The most hopeful path lies in a different direction: An enormous trove of research over the past decade has shown that a low-carbohydrate regime consistently outperforms any other diet in improving health. Diabetics, for instance, can most effectively stabilize their blood glucose on a low-carb diet; heart-disease victims are able to raise their “good” HDL cholesterol while lowering their triglycerides. And at least two-dozen well-controlled diet trials, involving thousands of subjects, have shown that limiting carbohydrates leads to greater weight loss than does cutting fat.

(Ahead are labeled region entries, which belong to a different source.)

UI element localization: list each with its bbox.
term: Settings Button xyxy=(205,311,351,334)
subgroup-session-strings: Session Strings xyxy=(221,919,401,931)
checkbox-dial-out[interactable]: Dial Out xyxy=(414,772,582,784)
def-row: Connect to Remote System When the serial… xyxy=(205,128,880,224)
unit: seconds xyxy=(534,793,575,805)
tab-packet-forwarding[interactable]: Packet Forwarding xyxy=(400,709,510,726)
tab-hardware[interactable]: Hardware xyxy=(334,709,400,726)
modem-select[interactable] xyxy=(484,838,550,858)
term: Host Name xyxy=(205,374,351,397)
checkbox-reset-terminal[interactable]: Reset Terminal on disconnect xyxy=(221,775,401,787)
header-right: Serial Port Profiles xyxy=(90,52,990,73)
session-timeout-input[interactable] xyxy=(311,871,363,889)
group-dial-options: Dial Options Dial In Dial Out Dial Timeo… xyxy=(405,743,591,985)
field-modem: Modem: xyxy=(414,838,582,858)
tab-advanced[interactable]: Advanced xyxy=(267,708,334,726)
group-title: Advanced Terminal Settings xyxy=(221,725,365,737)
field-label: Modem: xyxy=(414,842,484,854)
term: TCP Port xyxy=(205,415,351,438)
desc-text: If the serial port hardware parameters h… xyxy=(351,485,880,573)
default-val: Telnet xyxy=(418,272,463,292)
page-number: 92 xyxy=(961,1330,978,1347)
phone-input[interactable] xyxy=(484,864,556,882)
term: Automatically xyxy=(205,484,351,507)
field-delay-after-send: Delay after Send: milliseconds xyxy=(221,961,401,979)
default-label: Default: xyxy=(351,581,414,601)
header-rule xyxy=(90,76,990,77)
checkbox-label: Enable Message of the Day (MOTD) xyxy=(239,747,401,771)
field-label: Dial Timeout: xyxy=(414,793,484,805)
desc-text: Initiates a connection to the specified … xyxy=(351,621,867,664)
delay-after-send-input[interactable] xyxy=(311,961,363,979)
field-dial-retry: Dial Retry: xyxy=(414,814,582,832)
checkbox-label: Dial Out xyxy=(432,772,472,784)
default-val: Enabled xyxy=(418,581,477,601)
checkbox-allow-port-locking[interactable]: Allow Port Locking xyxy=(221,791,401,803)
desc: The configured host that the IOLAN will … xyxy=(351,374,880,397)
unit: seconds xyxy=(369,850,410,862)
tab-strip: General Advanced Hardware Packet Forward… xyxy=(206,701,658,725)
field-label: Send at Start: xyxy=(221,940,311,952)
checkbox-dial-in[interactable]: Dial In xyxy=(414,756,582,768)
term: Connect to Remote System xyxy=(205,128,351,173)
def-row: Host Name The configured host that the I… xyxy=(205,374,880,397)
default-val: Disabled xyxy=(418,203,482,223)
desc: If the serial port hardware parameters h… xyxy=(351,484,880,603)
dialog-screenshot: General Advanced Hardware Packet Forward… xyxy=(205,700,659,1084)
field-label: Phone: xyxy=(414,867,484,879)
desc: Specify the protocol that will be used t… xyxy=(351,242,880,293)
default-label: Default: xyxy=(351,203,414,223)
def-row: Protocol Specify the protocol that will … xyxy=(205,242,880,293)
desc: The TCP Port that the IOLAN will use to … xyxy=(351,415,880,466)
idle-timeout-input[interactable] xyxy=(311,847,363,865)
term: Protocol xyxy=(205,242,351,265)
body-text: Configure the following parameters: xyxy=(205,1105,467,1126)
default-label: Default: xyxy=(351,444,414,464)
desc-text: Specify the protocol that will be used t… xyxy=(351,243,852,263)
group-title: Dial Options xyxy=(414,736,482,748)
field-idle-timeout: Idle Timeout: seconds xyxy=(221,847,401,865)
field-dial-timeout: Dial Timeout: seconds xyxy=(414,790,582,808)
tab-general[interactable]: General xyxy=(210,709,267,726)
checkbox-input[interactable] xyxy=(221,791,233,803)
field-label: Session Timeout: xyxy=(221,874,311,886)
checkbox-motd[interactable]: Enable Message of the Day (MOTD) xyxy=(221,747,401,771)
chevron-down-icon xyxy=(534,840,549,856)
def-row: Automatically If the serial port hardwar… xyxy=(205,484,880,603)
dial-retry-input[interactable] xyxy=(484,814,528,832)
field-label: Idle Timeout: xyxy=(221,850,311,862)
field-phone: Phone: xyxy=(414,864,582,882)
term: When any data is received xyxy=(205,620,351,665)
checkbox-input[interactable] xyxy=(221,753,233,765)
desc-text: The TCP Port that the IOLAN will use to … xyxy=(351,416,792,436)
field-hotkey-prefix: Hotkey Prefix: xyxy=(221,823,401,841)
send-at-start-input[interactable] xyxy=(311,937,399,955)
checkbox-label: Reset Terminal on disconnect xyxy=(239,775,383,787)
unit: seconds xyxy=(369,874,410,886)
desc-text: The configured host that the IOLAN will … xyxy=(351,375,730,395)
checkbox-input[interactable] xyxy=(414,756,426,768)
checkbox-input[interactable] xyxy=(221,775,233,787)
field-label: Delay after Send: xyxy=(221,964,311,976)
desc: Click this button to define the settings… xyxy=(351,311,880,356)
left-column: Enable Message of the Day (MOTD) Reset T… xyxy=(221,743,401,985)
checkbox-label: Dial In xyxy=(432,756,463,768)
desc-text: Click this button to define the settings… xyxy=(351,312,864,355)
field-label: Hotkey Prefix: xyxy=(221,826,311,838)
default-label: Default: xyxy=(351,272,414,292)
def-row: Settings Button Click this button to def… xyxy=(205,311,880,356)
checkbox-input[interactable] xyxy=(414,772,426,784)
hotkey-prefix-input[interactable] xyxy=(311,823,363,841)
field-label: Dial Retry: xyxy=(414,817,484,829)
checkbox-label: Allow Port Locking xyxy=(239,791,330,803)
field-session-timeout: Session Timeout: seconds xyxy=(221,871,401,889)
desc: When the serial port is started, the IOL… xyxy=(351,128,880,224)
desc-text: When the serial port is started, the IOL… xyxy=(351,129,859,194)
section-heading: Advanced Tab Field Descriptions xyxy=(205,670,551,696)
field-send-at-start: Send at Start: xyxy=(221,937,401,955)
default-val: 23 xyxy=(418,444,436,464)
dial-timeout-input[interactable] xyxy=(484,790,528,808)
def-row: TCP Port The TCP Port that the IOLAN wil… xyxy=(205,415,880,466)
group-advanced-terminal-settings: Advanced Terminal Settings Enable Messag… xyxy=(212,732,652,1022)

The USDA committee’s mandate is to “review the scientific and medical knowledge current at the time.” But despite nine full days of meetings this year, it has yet to meaningfully reckon with any of these studies—which arguably constitute the most promising body of scientific literature on diet and disease in 50 years. Instead, the committee is focusing on new reasons to condemn red meat, such as how its production damages the environment. However, this is a separate scientific question that is outside the USDA’s mandate on health.
Rates of obesity in the U.S. started climbing dramatically right around 1980, the very year in which the Dietary Guidelines were first introduced. More than three decades later, more of the same advice can only be expected to produce similarly dismal health outcomes. And the cost, in human and dollar terms, will continue to be catastrophic.
These are compelling reasons for Congress to ask the USDA and HHS to reconstitute the Dietary Guidelines committee so that its members represent the full range of expert opinion. The committee should then be mandated to fundamentally reassess the Guidelines’ basic assumptions, based on the best and most current science. These measures would give millions of Americans a fighting chance in their battle against obesity, diabetes and heart disease—and at last start to reverse the ill effects of our misguided Dietary Guidelines.”